First, Griffith was not “murdered.” The defendants did not kill him; the motorist who inadvertently struck him did. The jury convicted the defendants of manslaughter and the motorist had no charges filed against him. The grand jury that convened a year later refused to return criminal charges against the driver.
Second, King’s comment is another insight into the glaring hypocrisy, insensitivity, and arrogance of RIC merchants: At one and the same time, King waxes indignant over what he takes to be the unjust stereotyping of black men while endorsing the stereotype of a whole (white) community that took flight from a single incident that transpired 31 years ago.
(2) “Even though more than 75% of voters in Queens voted for Hillary Clinton, Howard Beach, and many enclaves around it, are [is] Donald Trump country.”
The majority of Howard Beach residents voted for Donald Trump. Thus, they are “racist.”

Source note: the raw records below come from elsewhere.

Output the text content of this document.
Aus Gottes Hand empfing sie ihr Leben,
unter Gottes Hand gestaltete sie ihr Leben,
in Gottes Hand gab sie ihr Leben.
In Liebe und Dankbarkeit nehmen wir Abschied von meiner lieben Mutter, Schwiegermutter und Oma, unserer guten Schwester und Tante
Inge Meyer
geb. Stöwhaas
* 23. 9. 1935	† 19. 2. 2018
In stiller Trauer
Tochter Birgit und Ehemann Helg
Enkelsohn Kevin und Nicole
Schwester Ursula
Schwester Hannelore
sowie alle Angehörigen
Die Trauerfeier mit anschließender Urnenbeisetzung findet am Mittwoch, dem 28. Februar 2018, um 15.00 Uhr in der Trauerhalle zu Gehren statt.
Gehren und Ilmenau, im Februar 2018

(3) Howard Beach has long practiced racial “segregation,” for to this day, blacks constitute “just 2% of the population there [.]”
If there are relatively few blacks in an area, this is proof that Jim Crow is alive and well.
The evil that was visited upon Karina Vetrano and her family by a black man who felt the need to leave his predominantly black neighborhood in Brooklyn and search out a white community for a white woman that could serve as an outlet for his alleged hatred of “women” is heartbreaking and outrageous enough.
The intellectual and moral poverty of the Sean Kings of the world only serve to compound the pain.